Bio
Nicolas Michel graduated in mathematics and philosophy at the École Normale Supérieure de Lyon, before obtaining a PhD in history of science at the Université Paris-Diderot in 2020. He currently works as a postdoctoral researcher at the University of Wuppertal. His research lies at the intersection of the philosophy of mathematics and the cultural history of knowledge. His work was recently published in journals such as Isis, the British Journal for History of Science, and Science in Context.

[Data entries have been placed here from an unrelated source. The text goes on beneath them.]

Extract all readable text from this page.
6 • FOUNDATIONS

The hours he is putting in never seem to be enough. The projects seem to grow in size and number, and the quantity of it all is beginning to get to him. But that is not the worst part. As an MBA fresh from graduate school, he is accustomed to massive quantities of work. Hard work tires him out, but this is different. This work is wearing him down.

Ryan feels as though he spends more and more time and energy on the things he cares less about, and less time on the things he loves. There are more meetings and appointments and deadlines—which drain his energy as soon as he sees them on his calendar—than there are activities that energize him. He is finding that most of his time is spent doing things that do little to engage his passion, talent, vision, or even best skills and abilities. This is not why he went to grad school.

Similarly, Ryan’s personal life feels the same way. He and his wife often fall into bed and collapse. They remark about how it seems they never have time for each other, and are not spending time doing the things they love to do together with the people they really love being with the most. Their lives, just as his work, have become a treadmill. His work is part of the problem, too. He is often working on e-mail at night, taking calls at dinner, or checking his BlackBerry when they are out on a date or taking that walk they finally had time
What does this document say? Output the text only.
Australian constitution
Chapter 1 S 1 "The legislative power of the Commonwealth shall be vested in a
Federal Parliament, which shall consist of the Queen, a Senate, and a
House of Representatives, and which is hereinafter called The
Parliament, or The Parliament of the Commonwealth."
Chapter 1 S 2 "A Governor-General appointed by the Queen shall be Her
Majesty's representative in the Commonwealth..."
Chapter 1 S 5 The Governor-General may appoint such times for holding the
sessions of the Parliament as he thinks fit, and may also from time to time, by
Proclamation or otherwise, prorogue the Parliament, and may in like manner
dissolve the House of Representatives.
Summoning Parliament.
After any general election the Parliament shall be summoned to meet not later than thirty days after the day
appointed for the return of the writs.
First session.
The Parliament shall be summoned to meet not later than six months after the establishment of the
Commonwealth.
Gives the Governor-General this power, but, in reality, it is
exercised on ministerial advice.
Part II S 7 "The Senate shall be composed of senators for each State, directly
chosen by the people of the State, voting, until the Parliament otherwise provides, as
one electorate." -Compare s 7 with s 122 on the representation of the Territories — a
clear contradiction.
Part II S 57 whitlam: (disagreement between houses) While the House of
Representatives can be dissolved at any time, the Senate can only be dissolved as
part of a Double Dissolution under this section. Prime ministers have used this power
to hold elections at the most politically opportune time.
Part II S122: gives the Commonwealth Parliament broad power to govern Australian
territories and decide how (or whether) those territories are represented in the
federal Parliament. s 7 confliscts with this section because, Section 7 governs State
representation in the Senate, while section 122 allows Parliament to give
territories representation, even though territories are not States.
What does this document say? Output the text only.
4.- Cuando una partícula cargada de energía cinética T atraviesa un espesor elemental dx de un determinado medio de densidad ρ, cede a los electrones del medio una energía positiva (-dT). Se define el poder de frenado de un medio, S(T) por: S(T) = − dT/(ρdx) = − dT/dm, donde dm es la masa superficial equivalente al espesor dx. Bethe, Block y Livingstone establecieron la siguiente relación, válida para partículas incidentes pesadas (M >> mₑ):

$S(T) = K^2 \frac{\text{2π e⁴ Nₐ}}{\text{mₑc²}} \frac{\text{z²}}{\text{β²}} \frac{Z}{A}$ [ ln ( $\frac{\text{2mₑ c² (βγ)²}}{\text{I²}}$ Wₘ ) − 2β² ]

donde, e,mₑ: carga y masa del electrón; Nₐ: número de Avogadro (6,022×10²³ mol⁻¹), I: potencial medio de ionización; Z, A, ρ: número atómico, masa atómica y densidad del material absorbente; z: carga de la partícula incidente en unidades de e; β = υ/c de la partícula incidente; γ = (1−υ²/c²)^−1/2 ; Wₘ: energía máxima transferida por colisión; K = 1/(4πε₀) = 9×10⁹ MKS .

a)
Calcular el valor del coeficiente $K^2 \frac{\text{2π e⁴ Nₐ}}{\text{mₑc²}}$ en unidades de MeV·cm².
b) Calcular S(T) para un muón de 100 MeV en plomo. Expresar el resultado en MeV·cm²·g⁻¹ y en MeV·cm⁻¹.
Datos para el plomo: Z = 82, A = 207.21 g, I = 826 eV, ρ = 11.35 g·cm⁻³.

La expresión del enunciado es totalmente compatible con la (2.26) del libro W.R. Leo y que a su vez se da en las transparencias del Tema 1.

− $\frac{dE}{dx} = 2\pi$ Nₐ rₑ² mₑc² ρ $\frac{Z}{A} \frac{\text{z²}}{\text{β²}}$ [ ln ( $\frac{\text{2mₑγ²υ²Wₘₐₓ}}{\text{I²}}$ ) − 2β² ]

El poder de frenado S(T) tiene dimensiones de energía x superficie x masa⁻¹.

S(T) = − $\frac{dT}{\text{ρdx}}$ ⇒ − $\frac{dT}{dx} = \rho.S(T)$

Geometry as Symbolic Fiction: On Hermann Schubert’s Modernist Mathematics
The very notion of “modernism” in the history of mathematics is often used to describe the rise of a new cultural image of this discipline at the turn of the twentieth century. According to this new image, numbers and geometrical figures were to be viewed as human creations, not built in reference to external entities (whether physical or ideal) as pre-modern(ist) mathematicians would have it, but rather made of signs and symbols, as all other human scriptures. There remains however much disagreement regarding the extent to which this transformation deserves such a loaded descriptor, one that suggests a participation of mathematics in transformations within the arts and culture more broadly. This paper contributes to this discussion by focusing on the case of Hermann Schubert (1848-1911), a schoolteacher who also led a successful career as a geometer and took part in joint scientific endeavours with the leading stars of ethnology and psycholinguistics in Imperial Germany (e.g., Adolf Bastian, Rudolf Virchow, or Heymann Steinthal). In particular, this paper will locate Schubert’s views of geometry against the backdrop of renewed understandings of the nature and origin of language. By focusing on an actor involved with transformative episodes in the history of the social and literary sciences, a new path towards understanding modernist mathematics and its attitude towards words and symbols is thus suggested.